The problem, then, gets tougher for some people, who do value the services more highly. For example, truckers and other long-distance drivers absolutely love satellite radio, because they have access to clear reception and consistent stations all over the country. People in non-major markets, like my sister in rural Missouri and my brother in Corpus Christi, have access to a much wider range of programming than they could ever have on local radio. For truckers and people outside the major markets, a $30/month bill just might be worth it. But again, if XM and Sirius both go out of business due to government regulation, they no longer have that choice.
Now, often the argument for breaking up monopolies carries weight when it refers to necessities. After all, if you are talking about something like oil, or you’re talking about food,
or you’re talking about public education, there is always a worry that people will have consumers over the barrel because they legitimately need these items. In these cases, monopoly power leads to a lack of innovation and rise in costs. But in the entertainment market, this is not an easy thing to prove, as satellite radio is not a necessity to anyone.
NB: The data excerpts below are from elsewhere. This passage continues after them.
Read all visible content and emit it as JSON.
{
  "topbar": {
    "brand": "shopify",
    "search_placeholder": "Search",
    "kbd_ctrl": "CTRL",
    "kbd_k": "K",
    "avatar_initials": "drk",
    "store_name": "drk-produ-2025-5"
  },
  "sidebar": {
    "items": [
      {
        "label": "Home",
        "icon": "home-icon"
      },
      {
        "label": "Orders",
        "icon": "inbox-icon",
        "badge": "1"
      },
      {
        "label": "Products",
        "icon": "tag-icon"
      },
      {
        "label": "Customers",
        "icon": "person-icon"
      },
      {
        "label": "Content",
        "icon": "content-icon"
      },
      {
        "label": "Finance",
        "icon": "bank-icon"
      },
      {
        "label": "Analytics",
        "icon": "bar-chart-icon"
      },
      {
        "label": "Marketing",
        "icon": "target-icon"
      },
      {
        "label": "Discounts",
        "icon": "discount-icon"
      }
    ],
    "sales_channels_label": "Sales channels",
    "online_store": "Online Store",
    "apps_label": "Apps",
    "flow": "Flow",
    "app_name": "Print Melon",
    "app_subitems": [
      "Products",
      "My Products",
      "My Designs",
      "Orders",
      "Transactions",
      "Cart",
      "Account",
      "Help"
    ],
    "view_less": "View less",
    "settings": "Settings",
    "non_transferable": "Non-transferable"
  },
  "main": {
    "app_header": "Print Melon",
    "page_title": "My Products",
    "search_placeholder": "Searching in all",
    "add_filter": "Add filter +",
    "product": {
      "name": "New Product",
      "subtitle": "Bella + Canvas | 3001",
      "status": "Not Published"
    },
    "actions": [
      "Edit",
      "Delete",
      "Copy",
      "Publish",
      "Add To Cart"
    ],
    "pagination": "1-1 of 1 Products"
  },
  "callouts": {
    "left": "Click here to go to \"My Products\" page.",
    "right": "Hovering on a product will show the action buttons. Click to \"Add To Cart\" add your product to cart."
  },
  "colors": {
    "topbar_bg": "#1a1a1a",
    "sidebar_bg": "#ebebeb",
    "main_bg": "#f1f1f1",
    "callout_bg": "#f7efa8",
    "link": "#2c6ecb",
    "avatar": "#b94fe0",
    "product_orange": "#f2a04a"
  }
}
Thus, for a satellite radio provider, they cannot be a true monopoly. First, they’re offering a product that didn’t even exist 6 years ago, and currently has such a tiny number of subscribers that it’s not in any way a necessity. Second, they’re competing not only against other satellite radio companies, but against terrestrial radio, internet radio, CD’s, and portable music players. If they don’t offer a product worth paying for, people won’t pay for it.
Monopolies can be a problem, particularly when (as is the case with satellite radio, or phone companies, or cable companies) they are granted monopoly power by government. However, I don’t think those rules apply in this case. Satellite radio is a luxury item which competes with entirely free alternatives. It’s a nice item, to be sure, but it’s something that we lived just fine without until 6 years ago. I simply don’t see the harm in allowing this merger, and as a paying customer of XM, I have a vested interest in the future cost and quality of this service.
PS — I use the example of $30/month service. I don’t think it would be possible for them to sustain their business charging such a high rate, because they’d lose subscribers faster than the subscription costs would gain revenue. I could see them raising their rates slightly, but I doubt it would head above a $20/month level.